Réensauvager la moitié de la planète

Les choses semblent progresser dans le bon sens mais de nombreux écologistes estiment que ces mesures sont encore insuffisantes. En effet, selon eux, même si, les objectifs sont atteints, ils n’arrêteront pas les extinctions d’espèces sur la planète. Aujourd’hui, disent-ils, les accords internationaux consistent à négocier quelles espèces nous devons protéger alors qu’il faudrait mettre en œuvre une approche beaucoup plus ambitieuse pour sauver au moins 50 % de la faune sauvage d’ici 2050.
 
Cette idée de réensauvager la moitié de la planète n’est pas nouvelle. Elle a été lancée par le fameux biologiste d’Harvard, E.O. Wilson dans son livre le plus récent : Half Earth. Le célèbre biologiste et naturaliste suggère pour cela de constituer de grands parcs de la biodiversité et de préserver et réorganiser l’habitat en reliant les populations locales au niveau continental. Les habitants de ces gigantesques réserves y travailleraient comme éducateurs environnementaux, gestionnaires ou encore gardes forestiers. Ce modèle s’inspire des projets de conservation à grande échelle tels qu’il en existe déjà dans le nord-ouest du Costa Rica avec la zone de conservation de Guanacaste (ACG).
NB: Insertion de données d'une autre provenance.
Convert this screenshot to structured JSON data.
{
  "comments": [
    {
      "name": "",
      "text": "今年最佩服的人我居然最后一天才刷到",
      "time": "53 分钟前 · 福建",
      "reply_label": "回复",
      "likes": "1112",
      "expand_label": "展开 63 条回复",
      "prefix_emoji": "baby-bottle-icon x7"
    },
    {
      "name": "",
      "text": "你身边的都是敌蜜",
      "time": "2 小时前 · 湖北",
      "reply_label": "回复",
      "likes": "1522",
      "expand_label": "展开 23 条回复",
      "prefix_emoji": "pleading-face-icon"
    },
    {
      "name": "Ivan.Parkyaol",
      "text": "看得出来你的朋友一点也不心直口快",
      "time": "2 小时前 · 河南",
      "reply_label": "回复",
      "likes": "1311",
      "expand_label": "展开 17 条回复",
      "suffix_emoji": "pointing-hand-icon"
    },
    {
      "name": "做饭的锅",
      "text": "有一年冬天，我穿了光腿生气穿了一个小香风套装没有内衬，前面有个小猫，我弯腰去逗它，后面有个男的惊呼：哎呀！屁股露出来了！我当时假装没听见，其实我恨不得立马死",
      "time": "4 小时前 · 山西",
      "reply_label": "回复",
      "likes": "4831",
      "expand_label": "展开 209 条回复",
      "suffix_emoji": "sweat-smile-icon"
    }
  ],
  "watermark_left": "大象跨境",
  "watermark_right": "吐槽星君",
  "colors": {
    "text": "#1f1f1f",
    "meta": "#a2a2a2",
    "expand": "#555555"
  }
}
LIRE DANS UP’ : Réensauvager la moitié de la Terre : la dimension éthique d’un projet spectaculaire

Il est intéressant de préciser que cette idée de réensauvagement a émergé en Amérique du Nord, dans les années 1990, au cœur des discussions sur le désert chez les partisans de l’écologie profonde. Plusieurs groupes issus de ce mouvement ont continué à développer cette idée, en particulier le Wildlands Network, le Rewilding Institut et la Wild Foundation. Ces mouvements proposent d’associer la science de la conservation, l’éducation et des initiatives politiques pour promouvoir la protection et la restauration des habitats à l’échelle continentale ainsi que des corridors écologiques garantissant la préservation de la faune et de la flore nord-américaines. On peut ainsi citer cette initiative qui propose de relier les écosystèmes du Yellowstone et du Yukon le long des montagnes Rocheuses.
 

La coexistence problématique entre l’homme et la faune sauvage

Cette idée d’établir des modèles intégrés de réserves fauniques se fonde sur la nécessité, selon certaines organisations pro-conservation, de permettre aux animaux de se déplacer relativement facilement d’une réserve à l’autre et de maintenir ainsi la diversité génétique entre les populations.
Une belle idée mais qui se heurte à de nombreuses difficultés. L’une d’entre elles est que les animaux n’ont aucun penchant pour le respect des frontières. Ils quittent leurs aires protégées sans demander de permis de séjour et entre en conflit avec les populations humaines locales.
Ce problème trouve sa pleine illustration avec le loup dont le nombre a commencé à se développer en Europe grâce aux efforts de conservationnistes. Mais chaque semaine, on relate la colère d’un berger qui a vu son troupeau dévoré dans la nuit.
 
D’autres questions délicates sont à l’agenda de la conférence de Londres, et notamment celles qui concernent l’Afrique. Le continent est encore assez riche en faune sauvage, mais on s’attend à ce qu’il change beaucoup plus radicalement que n’importe quelle autre partie du monde à mesure que la croissance de l’humanité se poursuivra tout au long de ce siècle. Selon les chiffres de l’ONU les plus récents, il y a environ 7,5 milliards d’hommes, de femmes et d’enfants qui vivent sur notre planète, et ce chiffre devrait s’élever à environ 11,2 milliards d’ici la fin du siècle – avec pratiquement toute cette augmentation concentrée en Afrique. La population de ce continent devrait passer de 1,25 milliard de personnes aujourd’hui à environ 4,25 milliards en 2100.
L’impact sera frappant et se fera sentir au fur et à mesure que le changement climatique se répercutera sur les écosystèmes du continent, ce qui entraînera des frictions internationales considérables. Les Africains accepteront-ils que la communauté internationale leur dise où et quand ils devraient établir des réserves et leur impose de cesser l’exploitation forestière ou agricole ? Compte-tenu de la détresse dans laquelle ils se trouveront, il y a peu de chance que le sort de la faune sauvage ne devienne leur préoccupation principale.